The effect on residency selection

This proposal will generate questions regarding residency selection. Solving the problem of the transition to residency, which is currently fraught with overwhelming numbers of applications burdening both students and residency programs and a lack of trust between educators on both ends of the educational continuum, will require more than just a change to clerkship grading. However, strategies that begin to address this vexing transition problem are sorely needed, through partnership among all stakeholders involved in undergraduate and graduate medical education and licensure.

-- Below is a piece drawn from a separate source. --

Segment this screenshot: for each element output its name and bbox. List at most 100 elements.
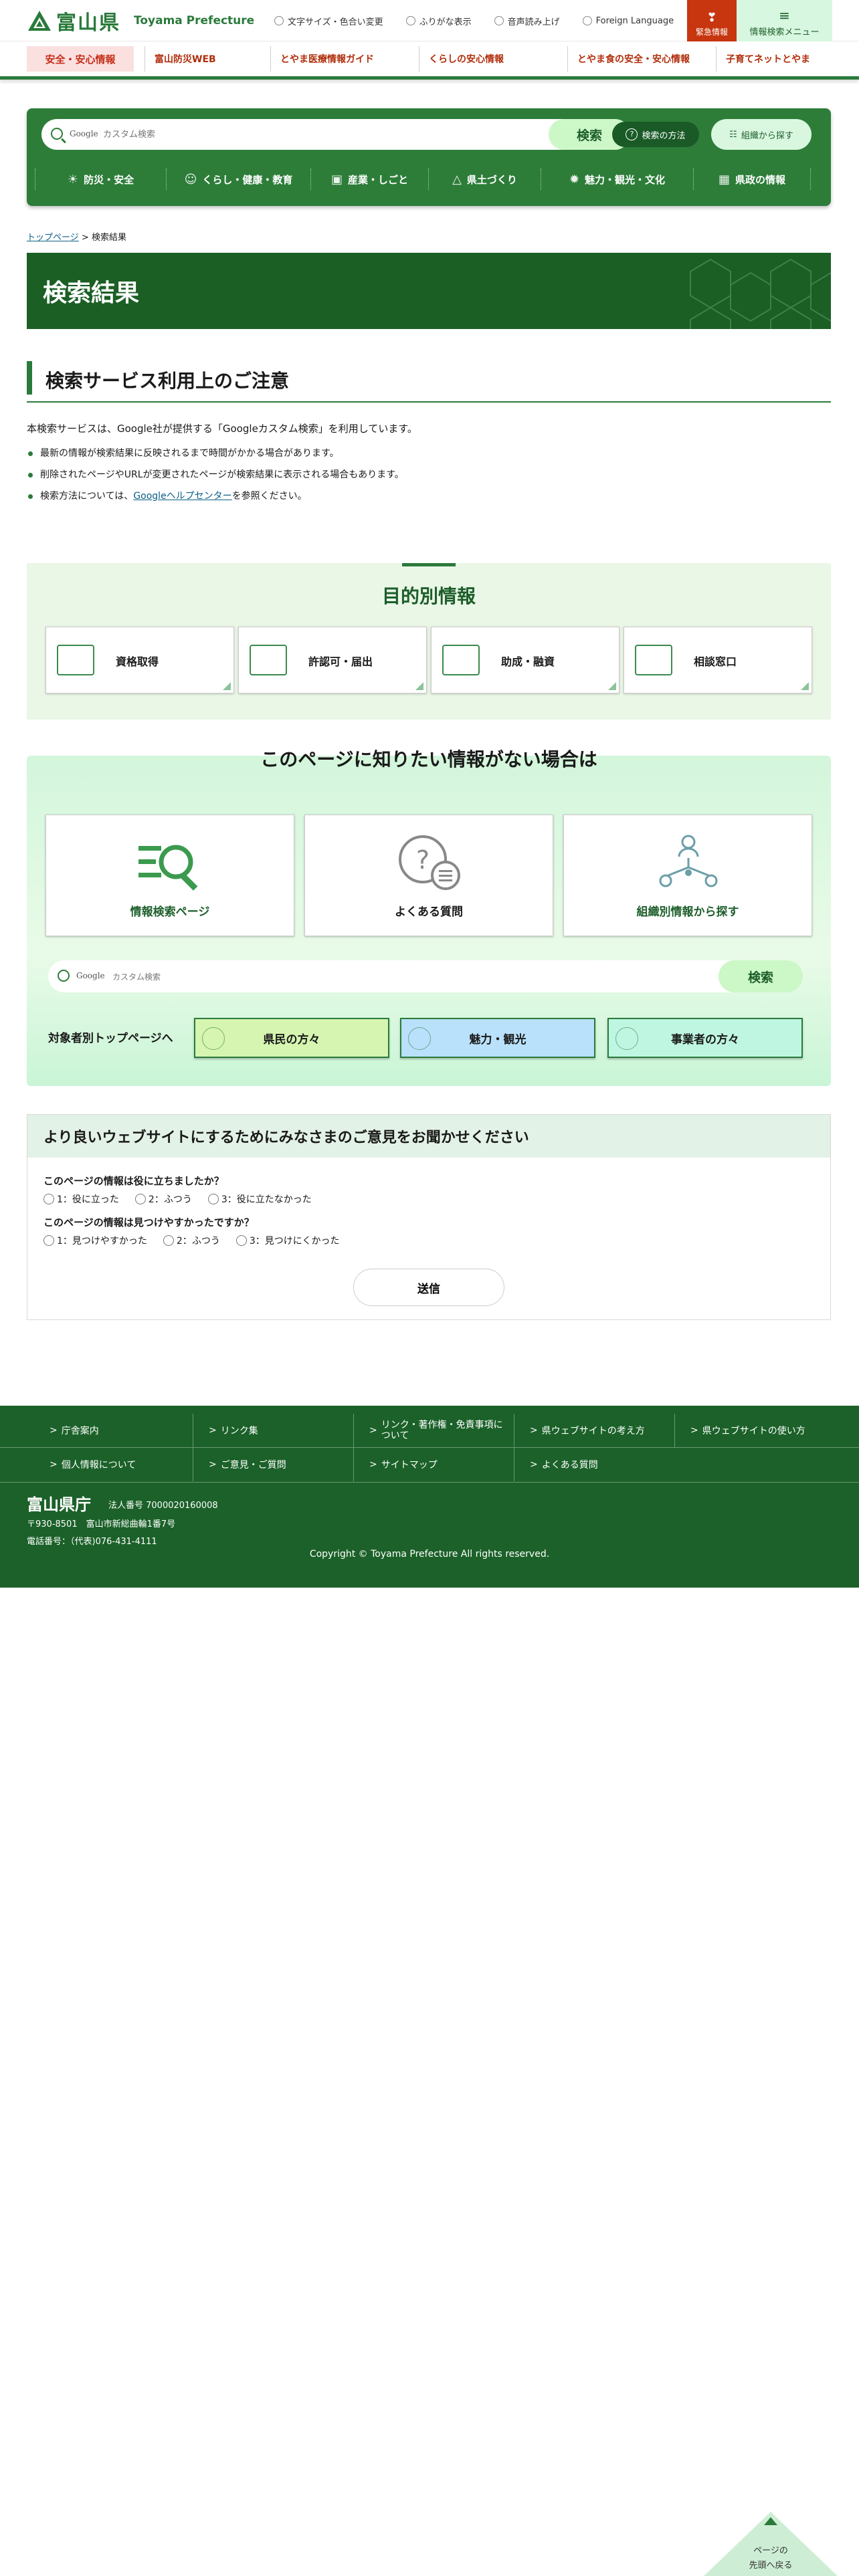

Medical schools and residency program directors share the same goal: to match students to the residency programs in which they will provide outstanding patient care while advancing their knowledge and skills. The best information to achieve this goal is found in the combination of grades, narratives, and letters of recommendation from subinternships that describe students’ most recent competency achievements. Core clerkship narratives that portray honest, forthright descriptions of how students approached their learning, worked with team members, and incorporated feedback to improve their skills would provide valuable information about multiple skills relevant to residency directors, including professionalism, communication, help seeking, and responsiveness to feedback. Presenting this information visually, such as in a single-page dashboard, could help residency programs efficiently identify students likely to succeed in their program. Educators should advocate for national strategies to decrease the high volume of applicants per residency program position so that programs can spend more time on a holistic review of potential candidates.

Unintended consequences of a broader approach to assessment include most notably the consequences of pass/fail grading in core clerkships that must be considered. Opponents will fear that United States Medical Licensing Examination Step 1 scores will carry higher weight. However, residency selection committees who focus solely on this metric around medical knowledge and test taking would shortchange their needs and bypass relevant information about holistic aspects of clinical performance. Residency programs selecting applicants will fear the risk of voluminous performance descriptions in place of grades and seek concise summaries of performance across competencies. Others may fear a surge in away rotations among students seeking grades for their transcript, but because these occur in the fourth year, students could just as readily earn grades in similar clerkships at their home institutions.

Conclusion

Clerkship grading causes multiple unintended consequences for learners with implications for their eventual independent practice. Grading generates stress and confusion for early learners, and that can interfere with desired approaches to learning and disadvantage students in ways that exacerbate inequities. Eliminating grades in favor of competency-based assessment systems focused on assessment for learning holds promise to engage learners in the process of developing essential patient care and teamwork skills and to foster their development of lifelong learning habits.